In life, we may find reasons to worry. Worrying about things that could happen but haven't happened yet. Worrying about what other people think about us. Worrying about things that already happened that we wish we could change. Worrying about others rejecting us. Worrying about not being perfect or right. Worrying about injustice and wrongdoing in the world.


But when has worrying ever improved anything?

When has worrying actually made you feel more in control?

When has worrying reduced stress and helped you relax?

When has worrying ever resulted in peace?


That's right - it hasn't. There is no magical threshold where more worrying results in less worrying. Where feeling more anxious and frustrated leads you to feeling less anxious and less frustrated. Where spinning out of control makes you more centered and present. This is the habit, and even addiction, of worry.

A bold yellow "Let's Change" sign facing the street

So breaking that habit and pattern requires us to defy it and withdraw our focus, and our energy, from the habit.

To no longer make worry your 1st and only choice. To stop feeding the worry with your attention. To create a boundary where enough is enough and you put the brakes on. To increase your awareness of where you give worry permission to take up residence in your mind and drain your vitality.

And to stop affirming the worry's place in your life by declaring "I'm a worrier." "I'm a worrywart." "I always worry too much." or accepting the admonishment from other when they accuse you of not worrying enough. Words are powerful, and saying disempowering words like this as a knee-jerk habit creates shackles that box you into a self-limiting and narrow mindset.

We can all worry, but that doesn't define who we are.

So when you feel the urge to feed the worry, to identify as a worrier, to criticize someone for not worrying enough, or to allow worrying to be your undoing, take a deep breath. Take a moment. Take a few. And press pause.

There's enough worrying in the world right now, and it never has, and it never will, make anything better. So to be the change amidst a worry-filled world, and to be effective in your impact to shift not only your individual, but this collective habit, you must be the antidote to what's causing the problem.

Young man emerging from the lake at sunrise

And you must choose to not worry.

To swim upstream and follow that pause with a new, defiant choice. And with every temptation and distraction that draws you towards the worry, to give yourself permission to keep choosing otherwise. To open your mind and uplift the choices of peace, positivity, faith, and trust every day. And to follow the fruits that lead to your freedom.

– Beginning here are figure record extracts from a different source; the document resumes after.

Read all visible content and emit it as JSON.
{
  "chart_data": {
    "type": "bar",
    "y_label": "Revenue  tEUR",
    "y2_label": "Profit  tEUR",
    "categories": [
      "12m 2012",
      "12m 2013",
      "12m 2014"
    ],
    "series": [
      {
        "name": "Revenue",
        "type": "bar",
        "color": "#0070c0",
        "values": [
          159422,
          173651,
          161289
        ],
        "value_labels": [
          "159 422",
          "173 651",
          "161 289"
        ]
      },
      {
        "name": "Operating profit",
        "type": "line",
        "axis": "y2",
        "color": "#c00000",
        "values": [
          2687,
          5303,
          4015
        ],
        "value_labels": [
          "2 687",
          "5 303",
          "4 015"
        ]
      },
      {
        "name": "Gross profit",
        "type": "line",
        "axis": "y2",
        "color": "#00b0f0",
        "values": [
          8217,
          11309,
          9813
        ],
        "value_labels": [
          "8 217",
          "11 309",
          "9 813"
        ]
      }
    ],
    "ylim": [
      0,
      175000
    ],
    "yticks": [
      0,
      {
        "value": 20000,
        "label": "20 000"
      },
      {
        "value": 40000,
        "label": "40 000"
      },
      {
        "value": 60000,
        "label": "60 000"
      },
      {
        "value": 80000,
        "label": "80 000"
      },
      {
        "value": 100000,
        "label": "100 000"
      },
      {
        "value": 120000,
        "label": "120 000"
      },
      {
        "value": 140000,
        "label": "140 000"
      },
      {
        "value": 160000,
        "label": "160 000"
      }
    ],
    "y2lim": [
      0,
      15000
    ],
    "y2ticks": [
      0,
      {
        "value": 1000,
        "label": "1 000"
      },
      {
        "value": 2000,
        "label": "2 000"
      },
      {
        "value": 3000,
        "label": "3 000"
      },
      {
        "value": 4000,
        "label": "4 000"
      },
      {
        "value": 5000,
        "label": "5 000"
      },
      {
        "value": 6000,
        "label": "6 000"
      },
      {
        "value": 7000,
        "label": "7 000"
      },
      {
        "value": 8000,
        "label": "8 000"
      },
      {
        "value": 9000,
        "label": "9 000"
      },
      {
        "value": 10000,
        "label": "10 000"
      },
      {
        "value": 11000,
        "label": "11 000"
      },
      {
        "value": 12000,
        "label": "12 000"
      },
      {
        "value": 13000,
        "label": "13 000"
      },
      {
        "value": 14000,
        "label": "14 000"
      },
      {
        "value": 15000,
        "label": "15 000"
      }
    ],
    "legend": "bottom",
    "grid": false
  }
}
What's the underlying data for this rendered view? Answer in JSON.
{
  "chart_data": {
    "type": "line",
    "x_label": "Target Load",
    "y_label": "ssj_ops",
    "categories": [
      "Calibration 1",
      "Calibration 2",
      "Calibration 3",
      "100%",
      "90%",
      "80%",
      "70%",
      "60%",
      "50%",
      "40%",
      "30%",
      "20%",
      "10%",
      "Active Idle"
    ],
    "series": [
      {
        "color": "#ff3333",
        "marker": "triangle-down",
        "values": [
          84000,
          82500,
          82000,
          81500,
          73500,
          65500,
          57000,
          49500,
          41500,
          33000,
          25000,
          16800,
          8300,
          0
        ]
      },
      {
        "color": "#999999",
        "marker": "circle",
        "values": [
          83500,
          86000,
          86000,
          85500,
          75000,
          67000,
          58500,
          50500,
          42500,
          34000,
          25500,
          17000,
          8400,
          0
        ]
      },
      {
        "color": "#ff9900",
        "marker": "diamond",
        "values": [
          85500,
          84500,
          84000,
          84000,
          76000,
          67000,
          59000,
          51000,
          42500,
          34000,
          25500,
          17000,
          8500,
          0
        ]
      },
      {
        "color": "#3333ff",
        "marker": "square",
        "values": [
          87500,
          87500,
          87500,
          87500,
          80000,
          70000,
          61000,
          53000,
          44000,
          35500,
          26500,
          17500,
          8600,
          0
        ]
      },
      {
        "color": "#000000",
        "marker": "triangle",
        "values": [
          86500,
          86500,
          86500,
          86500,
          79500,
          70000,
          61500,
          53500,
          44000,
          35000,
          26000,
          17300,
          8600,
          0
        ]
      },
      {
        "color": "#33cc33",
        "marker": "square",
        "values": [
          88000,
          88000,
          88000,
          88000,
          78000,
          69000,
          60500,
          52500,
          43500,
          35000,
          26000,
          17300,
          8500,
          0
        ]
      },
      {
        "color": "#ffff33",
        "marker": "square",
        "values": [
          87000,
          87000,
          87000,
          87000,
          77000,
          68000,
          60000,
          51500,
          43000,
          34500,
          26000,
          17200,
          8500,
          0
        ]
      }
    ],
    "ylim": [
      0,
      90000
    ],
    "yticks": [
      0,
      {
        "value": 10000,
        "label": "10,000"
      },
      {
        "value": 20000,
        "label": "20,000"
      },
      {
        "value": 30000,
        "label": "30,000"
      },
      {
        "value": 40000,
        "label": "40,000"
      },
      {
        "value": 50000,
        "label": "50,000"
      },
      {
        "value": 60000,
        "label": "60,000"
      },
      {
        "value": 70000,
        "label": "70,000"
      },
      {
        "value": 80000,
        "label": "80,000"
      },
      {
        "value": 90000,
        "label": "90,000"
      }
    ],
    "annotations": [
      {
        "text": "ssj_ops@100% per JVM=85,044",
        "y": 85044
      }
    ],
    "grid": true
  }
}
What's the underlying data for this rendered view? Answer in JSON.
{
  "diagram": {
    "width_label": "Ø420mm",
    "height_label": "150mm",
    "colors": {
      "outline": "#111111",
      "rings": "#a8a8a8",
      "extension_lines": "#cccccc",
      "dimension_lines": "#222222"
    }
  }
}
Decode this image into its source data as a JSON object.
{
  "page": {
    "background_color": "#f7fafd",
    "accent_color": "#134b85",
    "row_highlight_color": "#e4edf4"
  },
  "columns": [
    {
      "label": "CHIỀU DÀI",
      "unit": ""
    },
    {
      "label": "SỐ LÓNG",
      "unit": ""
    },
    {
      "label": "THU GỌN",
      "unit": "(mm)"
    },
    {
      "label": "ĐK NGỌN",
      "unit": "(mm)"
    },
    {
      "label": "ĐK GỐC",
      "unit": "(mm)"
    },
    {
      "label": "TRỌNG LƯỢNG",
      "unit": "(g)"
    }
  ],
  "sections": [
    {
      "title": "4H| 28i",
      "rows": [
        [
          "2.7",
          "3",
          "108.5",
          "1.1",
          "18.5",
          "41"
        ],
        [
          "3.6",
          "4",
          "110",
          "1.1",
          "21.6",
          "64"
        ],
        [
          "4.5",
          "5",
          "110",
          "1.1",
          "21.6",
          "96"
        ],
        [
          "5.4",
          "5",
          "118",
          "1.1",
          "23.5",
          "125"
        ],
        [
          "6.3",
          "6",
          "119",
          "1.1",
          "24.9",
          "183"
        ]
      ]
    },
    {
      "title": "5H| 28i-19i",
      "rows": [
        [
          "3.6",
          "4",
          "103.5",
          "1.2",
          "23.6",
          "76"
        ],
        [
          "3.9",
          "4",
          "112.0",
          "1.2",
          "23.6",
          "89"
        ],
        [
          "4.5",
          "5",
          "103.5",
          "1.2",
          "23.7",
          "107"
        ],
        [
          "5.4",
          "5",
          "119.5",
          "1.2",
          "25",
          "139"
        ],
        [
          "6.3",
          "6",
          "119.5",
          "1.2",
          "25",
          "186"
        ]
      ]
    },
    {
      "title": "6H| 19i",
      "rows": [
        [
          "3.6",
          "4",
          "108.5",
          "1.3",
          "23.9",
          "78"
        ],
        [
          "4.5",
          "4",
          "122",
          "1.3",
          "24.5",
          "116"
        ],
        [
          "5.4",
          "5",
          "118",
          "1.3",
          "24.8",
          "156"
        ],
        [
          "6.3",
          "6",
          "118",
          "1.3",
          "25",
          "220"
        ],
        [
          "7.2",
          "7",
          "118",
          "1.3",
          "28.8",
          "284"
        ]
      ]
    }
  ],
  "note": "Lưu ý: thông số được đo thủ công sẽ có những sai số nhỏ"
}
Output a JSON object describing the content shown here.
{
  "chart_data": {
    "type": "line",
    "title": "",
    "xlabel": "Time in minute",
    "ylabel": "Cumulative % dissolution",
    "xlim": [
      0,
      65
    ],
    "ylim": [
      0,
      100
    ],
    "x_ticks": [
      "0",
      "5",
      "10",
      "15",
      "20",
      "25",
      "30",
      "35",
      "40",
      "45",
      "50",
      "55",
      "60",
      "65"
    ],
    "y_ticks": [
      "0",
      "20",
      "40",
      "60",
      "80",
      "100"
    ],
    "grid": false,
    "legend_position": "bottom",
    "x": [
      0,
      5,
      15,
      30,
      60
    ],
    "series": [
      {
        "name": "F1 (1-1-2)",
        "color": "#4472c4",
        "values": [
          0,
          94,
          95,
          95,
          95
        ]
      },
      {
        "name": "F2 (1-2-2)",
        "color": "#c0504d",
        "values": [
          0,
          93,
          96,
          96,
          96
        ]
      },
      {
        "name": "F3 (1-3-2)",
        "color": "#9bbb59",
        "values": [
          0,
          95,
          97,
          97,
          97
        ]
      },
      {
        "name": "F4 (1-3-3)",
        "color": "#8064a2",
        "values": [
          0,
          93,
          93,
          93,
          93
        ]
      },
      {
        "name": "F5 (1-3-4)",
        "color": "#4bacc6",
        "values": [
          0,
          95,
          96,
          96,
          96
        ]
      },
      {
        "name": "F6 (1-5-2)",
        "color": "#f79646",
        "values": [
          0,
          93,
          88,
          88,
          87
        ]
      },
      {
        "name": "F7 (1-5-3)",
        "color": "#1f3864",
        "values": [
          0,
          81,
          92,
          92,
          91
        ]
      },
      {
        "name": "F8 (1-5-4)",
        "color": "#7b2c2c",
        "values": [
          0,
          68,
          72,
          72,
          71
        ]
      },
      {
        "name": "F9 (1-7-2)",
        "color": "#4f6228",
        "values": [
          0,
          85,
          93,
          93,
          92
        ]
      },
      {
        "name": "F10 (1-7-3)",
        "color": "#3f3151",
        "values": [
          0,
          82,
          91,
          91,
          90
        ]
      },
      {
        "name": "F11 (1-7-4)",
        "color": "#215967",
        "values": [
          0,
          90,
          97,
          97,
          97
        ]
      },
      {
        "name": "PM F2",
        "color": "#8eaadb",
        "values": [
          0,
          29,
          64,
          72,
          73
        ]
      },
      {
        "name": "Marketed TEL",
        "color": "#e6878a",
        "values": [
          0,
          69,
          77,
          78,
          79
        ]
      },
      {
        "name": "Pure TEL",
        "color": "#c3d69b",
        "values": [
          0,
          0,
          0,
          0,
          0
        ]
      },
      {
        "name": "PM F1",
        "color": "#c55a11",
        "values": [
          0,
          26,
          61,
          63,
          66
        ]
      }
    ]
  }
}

And knowing that this won’t be easy or feel natural, and that it may actually get harder the closer you get to evicting worry from your mind, remembering that you can ask for help when you get tired and feel like giving into the status quo and falling back into the comfort of worrying.

We each have our piece of the puzzle to breaking the worry habit - I do, you do, we all do - but none of us can do it alone. And that may be perfectly by design, to remedy the isolation, the shutting down, the divisiveness, and inertia that worry is so good at bringing into our lives. To remind each of us that we are not alone and that united, we can be a whole that is greater than the sum of its parts.

And as we shine our combined light upon the worry, being able to see it for what it truly is. Not a huge, ferocious monster looming over us. But actually a small, meek one that thrives in our blind spots.

So while our work is cut out for us, it’s work that each of us can do. Weeding out the beliefs that justify worry’s place in your life, weeding out the patterns that make worry normal and okay, and embarking upon the journey to breaking the worry habit and reclaiming your power to create more peace, freedom, and faith in your world. For just as worrying never makes things better, not worrying always make things better. And we deserve that.